There have been talks about health insurance scheme. How should Nigeria go about it?

The right thing is that we must get our health insurance right. That is the only way. All the major countries in the world, their healthcare are being financed through insurance or through direct tax. In Germany, they tax for health. Every German pays tax that goes to health insurance and the same thing with England. They get their health insurance from the tax. So you can see it is contributory, either by tax or by health insurance.
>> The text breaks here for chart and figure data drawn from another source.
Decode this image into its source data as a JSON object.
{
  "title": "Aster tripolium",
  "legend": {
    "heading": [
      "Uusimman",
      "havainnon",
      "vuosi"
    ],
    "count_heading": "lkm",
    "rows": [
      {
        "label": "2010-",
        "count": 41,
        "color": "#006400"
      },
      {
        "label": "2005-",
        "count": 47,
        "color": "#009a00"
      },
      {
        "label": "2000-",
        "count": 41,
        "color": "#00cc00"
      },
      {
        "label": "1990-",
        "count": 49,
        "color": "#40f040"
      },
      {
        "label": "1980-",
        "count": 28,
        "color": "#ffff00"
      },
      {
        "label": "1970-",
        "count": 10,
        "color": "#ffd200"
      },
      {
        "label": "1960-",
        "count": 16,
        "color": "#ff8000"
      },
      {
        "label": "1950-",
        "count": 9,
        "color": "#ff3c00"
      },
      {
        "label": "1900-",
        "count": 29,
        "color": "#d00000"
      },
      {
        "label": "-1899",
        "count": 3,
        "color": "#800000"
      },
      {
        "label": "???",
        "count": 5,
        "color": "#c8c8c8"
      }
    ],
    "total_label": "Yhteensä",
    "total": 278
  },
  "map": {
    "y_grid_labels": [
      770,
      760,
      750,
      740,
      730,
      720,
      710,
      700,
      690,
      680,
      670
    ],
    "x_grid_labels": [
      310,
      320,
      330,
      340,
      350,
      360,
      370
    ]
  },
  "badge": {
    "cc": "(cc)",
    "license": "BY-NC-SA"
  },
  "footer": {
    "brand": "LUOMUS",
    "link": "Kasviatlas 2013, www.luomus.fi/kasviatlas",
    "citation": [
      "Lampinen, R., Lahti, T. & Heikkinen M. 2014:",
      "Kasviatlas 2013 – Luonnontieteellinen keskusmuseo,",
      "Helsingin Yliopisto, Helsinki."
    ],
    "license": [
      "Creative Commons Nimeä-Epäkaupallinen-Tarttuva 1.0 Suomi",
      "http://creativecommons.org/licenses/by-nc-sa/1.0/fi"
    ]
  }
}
What will be the role of government?

The Federal Government should show leadership by increasing health budget to at least the minimum recommended by African Union (AU). The AU said states should raise their budget for health to 15 per cent of the total budget. Secondly, there must be capacity building for the healthcare workers. There must be training and retraining. Also, the performance management system must be put in place and standardised. If you go to hospital A, those procedure and protocol should be observed, just as in hospital B. So if you are being managed of malaria in hospital B, if go to hospital C it is the same thing. Those are the key.

I think also that this is the time Nigerian should start suing doctors. By the time a doctor is convicted for negligence, they will sit up. That is another form of monitoring and evaluation.
We also need to strengthen our teaching institutions, to make them world standard. There should be continuous exchange of ideas. In the 70s, there was this one year mandatory programme abroad for resident doctors. They embarked on it before being signed up. Such programme should be brought back.